Fantasmagoria

Home > Other > Fantasmagoria > Page 11
Fantasmagoria Page 11

by Rick Wayne


  Vernal looked at her droopy eyelid. If it had been caused by simple mechanical damage, a tinker would have fixed it up quick, which meant it was something deeper, in her electronic brain perhaps. Vernal wondered what had happened.

  The police cruiser passed on the nearby street and Yunique looked up as she held Vernal’s throat. The car rolled slowly and repeated the announcement over loudspeakers. The police were asking everyone to clear the streets for their own safety. That was unusual. Something big was happening.

  “What’s going on?” Yunique put her mask back on.

  Dobie appeared over the trunk. “Was he giving you lip?” He nodded to Vernal, whose face was red.

  Yunique let go and Vernal sputtered and gasped. “I don’t like that awful voice of his. Why are the police here?”

  Vernal coughed.

  Dobie shook his head. “I don’t know, but from the corner it looks like they’re clearing everything south of Lex.”

  Yunique rested a hand on the fighter’s arm. “Baby, we should go.”

  Dobie nodded at the scoundrel. “What are we gonna do with him? Should we take him to Pimpernel’s?”

  “Jeez, Dobe,” Vernal cleared his throat. “You’re such a moron.”

  “Aww baby,” Yunique comforted the big man. “We can’t do that. He’ll just rat us out about the key.”

  “Right.” Dobie looked confused.

  Yunique waited for him to make the obvious suggestion.

  Vernal couldn’t take it anymore. “You’re gonna have to kill me, stupid.”

  “I know that, asshole!” Dobie punched Vernal in the head.

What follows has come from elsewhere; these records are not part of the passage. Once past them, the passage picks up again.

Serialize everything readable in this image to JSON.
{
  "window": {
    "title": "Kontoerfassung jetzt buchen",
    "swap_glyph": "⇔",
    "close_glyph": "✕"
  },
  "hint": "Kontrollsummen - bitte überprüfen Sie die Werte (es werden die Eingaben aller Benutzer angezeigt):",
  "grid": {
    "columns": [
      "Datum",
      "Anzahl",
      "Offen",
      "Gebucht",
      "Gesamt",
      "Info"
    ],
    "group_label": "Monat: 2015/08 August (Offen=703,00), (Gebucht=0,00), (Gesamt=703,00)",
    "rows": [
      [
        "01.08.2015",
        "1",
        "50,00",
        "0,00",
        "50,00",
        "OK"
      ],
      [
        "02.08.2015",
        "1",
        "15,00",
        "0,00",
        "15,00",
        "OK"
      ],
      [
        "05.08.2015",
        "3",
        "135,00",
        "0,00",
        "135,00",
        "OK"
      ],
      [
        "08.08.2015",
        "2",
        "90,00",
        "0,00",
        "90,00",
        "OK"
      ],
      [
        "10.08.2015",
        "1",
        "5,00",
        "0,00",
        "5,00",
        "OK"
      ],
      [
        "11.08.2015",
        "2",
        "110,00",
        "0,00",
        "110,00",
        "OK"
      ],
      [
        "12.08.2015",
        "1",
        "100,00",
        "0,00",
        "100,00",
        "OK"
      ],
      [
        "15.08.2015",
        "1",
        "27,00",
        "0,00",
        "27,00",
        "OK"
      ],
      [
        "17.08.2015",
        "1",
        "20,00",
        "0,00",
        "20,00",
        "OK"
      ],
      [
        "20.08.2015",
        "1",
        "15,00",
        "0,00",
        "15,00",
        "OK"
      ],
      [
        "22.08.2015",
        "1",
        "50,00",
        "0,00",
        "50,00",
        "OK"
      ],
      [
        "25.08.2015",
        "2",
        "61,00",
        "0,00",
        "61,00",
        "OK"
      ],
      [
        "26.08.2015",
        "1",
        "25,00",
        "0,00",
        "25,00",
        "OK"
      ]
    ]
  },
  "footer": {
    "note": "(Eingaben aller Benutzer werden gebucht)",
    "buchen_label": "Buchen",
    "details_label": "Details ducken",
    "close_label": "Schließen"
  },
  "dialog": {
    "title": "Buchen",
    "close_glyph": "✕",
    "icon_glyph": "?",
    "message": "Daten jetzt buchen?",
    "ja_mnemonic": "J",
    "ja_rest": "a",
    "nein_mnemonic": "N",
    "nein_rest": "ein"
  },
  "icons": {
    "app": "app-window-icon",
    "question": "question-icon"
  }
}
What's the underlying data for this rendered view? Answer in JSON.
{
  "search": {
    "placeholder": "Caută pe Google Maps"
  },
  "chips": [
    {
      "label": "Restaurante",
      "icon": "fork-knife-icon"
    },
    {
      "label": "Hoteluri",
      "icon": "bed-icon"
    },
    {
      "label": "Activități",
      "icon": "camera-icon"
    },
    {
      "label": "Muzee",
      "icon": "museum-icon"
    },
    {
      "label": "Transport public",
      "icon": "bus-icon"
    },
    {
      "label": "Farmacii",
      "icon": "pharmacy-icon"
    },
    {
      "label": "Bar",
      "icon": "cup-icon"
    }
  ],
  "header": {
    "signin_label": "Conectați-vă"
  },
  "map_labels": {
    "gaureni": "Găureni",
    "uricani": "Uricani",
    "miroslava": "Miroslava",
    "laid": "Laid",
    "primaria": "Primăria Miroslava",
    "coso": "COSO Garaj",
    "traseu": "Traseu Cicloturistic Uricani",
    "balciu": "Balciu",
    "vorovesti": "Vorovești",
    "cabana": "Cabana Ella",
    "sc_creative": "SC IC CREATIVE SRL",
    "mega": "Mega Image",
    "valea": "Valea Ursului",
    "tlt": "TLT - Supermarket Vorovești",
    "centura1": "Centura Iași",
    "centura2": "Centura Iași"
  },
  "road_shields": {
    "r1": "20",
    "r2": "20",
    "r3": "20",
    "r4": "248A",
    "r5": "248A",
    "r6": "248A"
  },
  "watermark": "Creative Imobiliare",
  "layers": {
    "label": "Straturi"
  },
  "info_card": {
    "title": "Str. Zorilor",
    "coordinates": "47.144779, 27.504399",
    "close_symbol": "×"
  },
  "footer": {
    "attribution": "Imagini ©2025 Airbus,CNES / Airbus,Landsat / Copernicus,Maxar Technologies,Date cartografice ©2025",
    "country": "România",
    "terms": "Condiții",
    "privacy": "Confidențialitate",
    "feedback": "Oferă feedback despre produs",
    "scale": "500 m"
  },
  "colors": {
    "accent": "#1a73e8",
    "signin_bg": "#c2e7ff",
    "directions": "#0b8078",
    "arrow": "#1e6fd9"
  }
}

  “Ow.” Vernal shook his head. He kept his eyes closed. They were watering from the sting. “You can’t do it here, though.” As if on cue, the police siren yelped again. “But I know a good place.”

  “He’s trying to trick us,” Yunique warned.

  “No,” Vernal sighed. “I’m not. I know a place outside South Carton. It’s abandoned, out near Hoosegow.”

  “I have a better idea.” Yunique smiled and slammed the trunk shut.

  Vernal heard doors open and close. The car rumbled to life and drove away. He wanted to yell for the police, but there was no way they’d hear through the trunk and over the sound of their own speakers. He looked around. It was dark. He could see little but the metal ribs of the car’s sidewalls. He smelled the gas and heard it jostle back and forth in its tank. He squirmed against his bonds. The tape cut into his flesh and constricted his blood supply. The nub of his severed finger burned. It was infected. His eyes kept watering and the tears dribbled down his face.

  All he could see was Yunique’s dead eyes staring down at him. He’d be dead within the hour if he didn’t do something right now.

  “Shit.” Vernal cocked his wrist and felt the larval stinger nick the electrical tape again. He wiggled his hands behind his back and repeated the motion, and in a few moments, his arms snapped free. He reached down to cut his feet loose.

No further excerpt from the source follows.